O ano era 1960, e o governador do Território Federal de Rondônia, coronel Paulo Nunes Leal, integrava a Caravana de Integração Nacional com destino a Brasília, saindo de Belém. Dela faziam parte os governadores do Território Federal do Acre, Roraima e dos Estados do Amapá, Amazonas, Pará, Maranhão, Mato Grosso e Goiás. Foram cinco dias vencendo toda sorte de dificuldade – atoleiros, reboque de veículos, cansaço.

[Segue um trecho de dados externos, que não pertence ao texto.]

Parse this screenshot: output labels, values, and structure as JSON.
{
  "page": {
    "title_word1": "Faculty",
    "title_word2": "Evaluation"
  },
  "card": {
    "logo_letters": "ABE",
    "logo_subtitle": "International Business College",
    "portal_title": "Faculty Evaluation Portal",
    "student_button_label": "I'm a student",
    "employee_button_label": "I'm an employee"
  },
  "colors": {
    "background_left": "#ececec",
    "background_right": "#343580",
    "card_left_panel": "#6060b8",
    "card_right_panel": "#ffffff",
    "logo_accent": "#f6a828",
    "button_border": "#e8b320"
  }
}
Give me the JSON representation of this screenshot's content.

Paulo Leal sonhava com uma ligação terrestre entre Rio Branco (Ac) – Porto Velho (RO) e Cuiabá (MT). O longo trecho que acabaria por ligar estas regiões ao coração do Brasil era verde, floresta amazônica, majestosa, impenetrável, totalizando mais de 1.200 quilômetros.

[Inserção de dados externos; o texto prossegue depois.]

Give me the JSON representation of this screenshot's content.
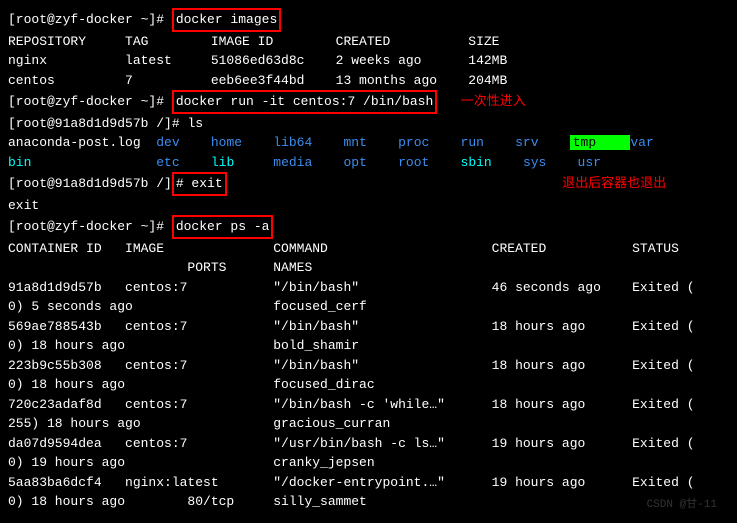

A Caravana da Integração apoiava a ideia de levar a proposta ao Presidente Juscelino Kubitschek, em seu último ano de governo, marcado pela execução de grandes obras, alinhavadas no programa de governo “cinquenta anos em cinco.”
Paulo Nunes Leal e os companheiros da região Norte teriam encontro com o presidente da República, a pedido dele, em 2 de fevereiro de 1960. Receberam a recomendação de não fazer pedidos a JK, não aborrece-lo.
O governador teve a cautela de primeiro se avistar com o diretor do Departamento Nacional de Estradas de Rodagem (DNER), Edmundo Régis Bittencourt – engenheiro que empresta nome à importante rodovia paulista – para falar da abertura da estrada. Recebeu um balde de água fria: não havia a menor chance, pois o órgão estava endividado por causa do asfaltamento da rodovia Belo Horizonte-Brasília.
Paulo Leal conta em “O Outro Braço da Cruz,” livro que aborda a épica abertura da rodovia BR-029, hoje 364, a principal artéria de ligação do Oeste brasileiro com as regiões centro-oeste, sudeste e sul do país, ter conversado com governadores mais diretamente interessados na obra.
No dia da reunião com JK, cada governador expôs problemas de sua região, “seguindo-se as regras do jogo.” Em certo momento houve pausa, o silêncio de fim de reunião. “Senti que seria aquele o momento para tentar dizer o que pretendia, e tantas vezes ensaiara mentalmente,” conta Leal.
_Presidente, o sr. já ligou Brasília a Belém e a Porto Velho e a está ligando a Fortaleza. Por que não completa o outro braço da cruz, construindo a rodovia Brasília-Acre?
Tinha “nas mãos trêmulas” o mapa esquematizado dos diferentes trechos e quilometragens correspondentes. De novo o silencio toma conta do ambiente, quando no seu estilo bem peculiar, JK disse:
_Uai, Paulo, e pode?
_ Pode, Presidente, mas é negócio pra homem! Paulo Leal anota que um raciocínio frio não recomendaria resposta tão impulsiva. O momento ficaria marcado em sua memória.
Dando um riso aberto, JK retrucou, espalmando as mãos sobre a mesa:
_Então vai sair.
Três dias depois, a 5 de fevereiro, em ampla exposição de obras de seu governo, JK anuncia a decisão de abrir Brasília-Acre, mostrando em um mapa o percurso da futura estrada, e apontando para as ligações de Brasília a Belém, a Porto Alegre (RS) e a Fortaleza (CE), concluiu: _Desse modo ficará projetada no solo brasileiro a imagem do Cruzeiro do Sul.
Numa impressionante cruzada de abertura da estrada em menos de um ano de trabalho, empreendimento anotado pela imprensa mundial como o mais ousado no setor rodoviário até então, muitas vidas foram sacrificadas, dores e sofrimentos marcam essa épica obra.
Asfaltada somente em 1983, a BR-364 é o esteio da economia agrícola e pecuária da região oeste do Brasil e por onde transita todos os bens indispensáveis à população e ao desenvolvimento de Rondônia.